What exactly is a patent troll?
There is a misconception that a patent troll doesn’t own the patents they demand payment for. A patent troll does own the patent, but they are not actively using the idea or technology. According to Peter Detkin of Intel, the man who coined the term in the 1990s, this describes “somebody who asserts a patent broadly, for nuisance value with a meritless claim.”
The current definition of a patent troll is an entity that collects patents–usually novel technologies–with no intent to further develop them or introduce them into the marketplace; they are simply a holding pen for intellectual property. The business model for the patent troll–usually a business, not an individual–is to buy the patent from a cash-strapped company, and in turn, generate revenue from a firm that “engages in activities arguably falling within the scope of the patent.”
This fairly narrow definition has expanded towards negative connotations, to the point that the phrase “patent troll” is considered an insult and cannot be used in litigation.
How to fight back
Recent legislation makes it easier to beat back a troll’s demands. Until recently, trolls liked to file lawsuits in Texas, where judges tended to rule in their favor.
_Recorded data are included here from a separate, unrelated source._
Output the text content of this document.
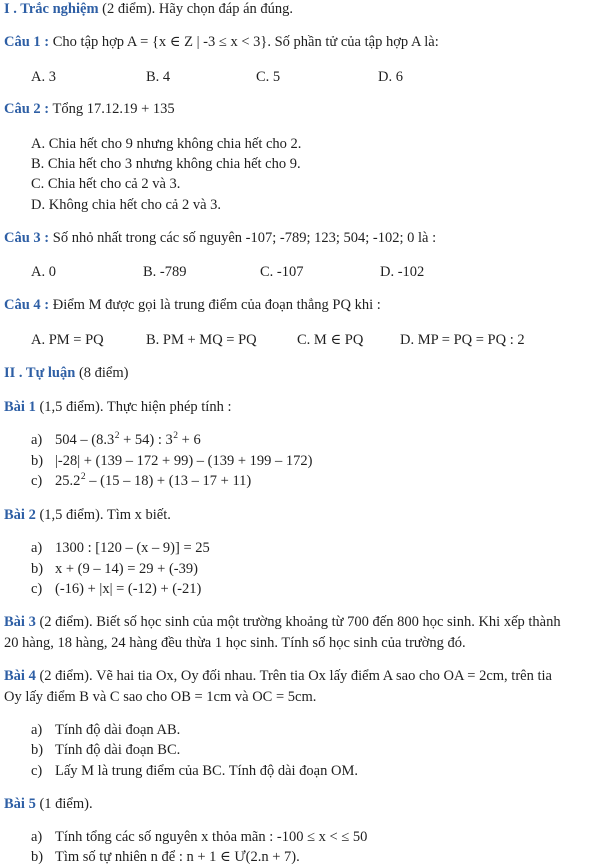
I . Trắc nghiệm (2 điểm). Hãy chọn đáp án đúng.
Câu 1 : Cho tập hợp A = {x ∈ Z | -3 ≤ x < 3}. Số phần tử của tập hợp A là:
A. 3	B. 4	C. 5	D. 6
Câu 2 : Tổng 17.12.19 + 135
A. Chia hết cho 9 nhưng không chia hết cho 2.
B. Chia hết cho 3 nhưng không chia hết cho 9.
C. Chia hết cho cả 2 và 3.
D. Không chia hết cho cả 2 và 3.
Câu 3 : Số nhỏ nhất trong các số nguyên -107; -789; 123; 504; -102; 0 là :
A. 0	B. -789	C. -107	D. -102
Câu 4 : Điểm M được gọi là trung điểm của đoạn thẳng PQ khi :
A. PM = PQ	B. PM + MQ = PQ	C. M ∈ PQ	D. MP = PQ = PQ : 2
II . Tự luận (8 điểm)
Bài 1 (1,5 điểm). Thực hiện phép tính :
a) $504 - (8.3^2 + 54)$ : $3^2 + 6$
b) |-28| + (139 – 172 + 99) – (139 + 199 – 172)
c) 25.2$^2$ – (15 – 18) + (13 – 17 + 11)
Bài 2 (1,5 điểm). Tìm x biết.
a) 1300 : [120 – (x – 9)] = 25
b) x + (9 – 14) = 29 + (-39)
c) (-16) + |x| = (-12) + (-21)
Bài 3 (2 điểm). Biết số học sinh của một trường khoảng từ 700 đến 800 học sinh. Khi xếp thành
20 hàng, 18 hàng, 24 hàng đều thừa 1 học sinh. Tính số học sinh của trường đó.
Bài 4 (2 điểm). Vẽ hai tia Ox, Oy đối nhau. Trên tia Ox lấy điểm A sao cho OA = 2cm, trên tia
Oy lấy điểm B và C sao cho OB = 1cm và OC = 5cm.
a) Tính độ dài đoạn AB.
b) Tính độ dài đoạn BC.
c) Lấy M là trung điểm của BC. Tính độ dài đoạn OM.
Bài 5 (1 điểm).
a) Tính tổng các số nguyên x thỏa mãn : -100 ≤ x < ≤ 50
b) Tìm số tự nhiên n để : n + 1 ∈ Ư(2.n + 7).
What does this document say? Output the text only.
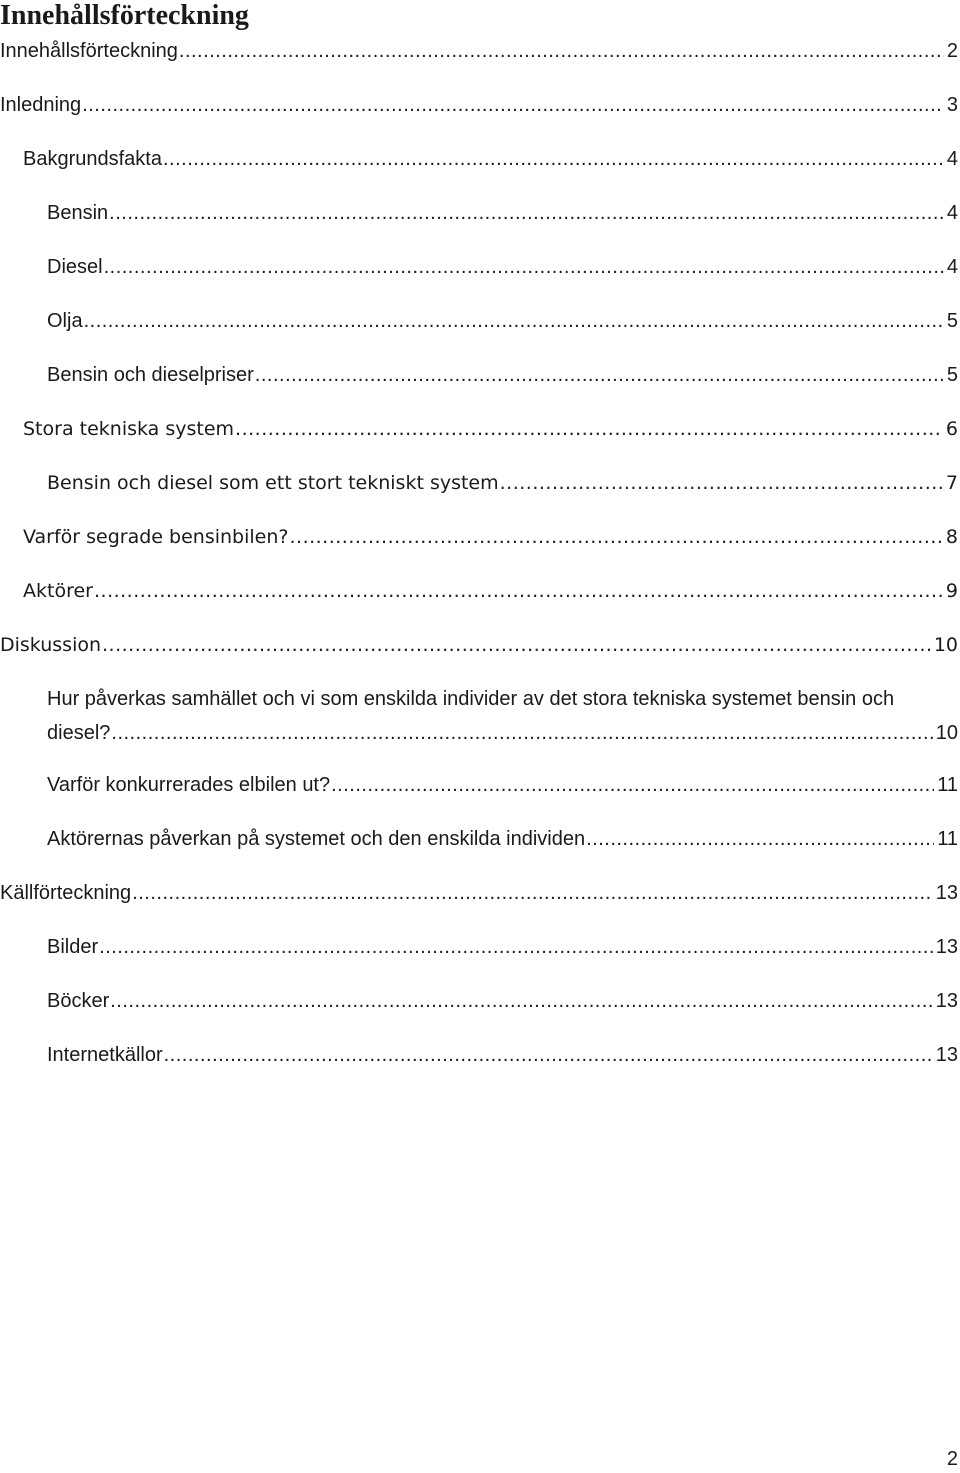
Innehållsförteckning
Innehållsförteckning .....	2
Inledning .....	3
Bakgrundsfakta .....	4
Bensin .....	4
Diesel .....	4
Olja .....	5
Bensin och dieselpriser .....	5
Stora tekniska system .....	6
Bensin och diesel som ett stort tekniskt system .....	7
Varför segrade bensinbilen? .....	8
Aktörer .....	9
Diskussion .....	10
Hur påverkas samhället och vi som enskilda individer av det stora tekniska systemet bensin och
diesel? .....	10
Varför konkurrerades elbilen ut? .....	11
Aktörernas påverkan på systemet och den enskilda individen .....	11
Källförteckning .....	13
Bilder .....	13
Böcker .....	13
Internetkällor .....	13
2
The US Supreme Court stopped this forum shopping in 2015 (TCHeartland v Kraft), and the application of Prior Art (some evidence somewhere that parts of the patent in question were already known) takes away the foundation of a troll’s case.
No business wants to spend time and money in litigation, but when a patent troll starts sending cease and desist letters, it’s time to consult a patent attorney. In these cases, there’s usually the demand for a substantial sum attached to the letter, threatening litigation if the patent infringer doesn’t pay for the use of the patent.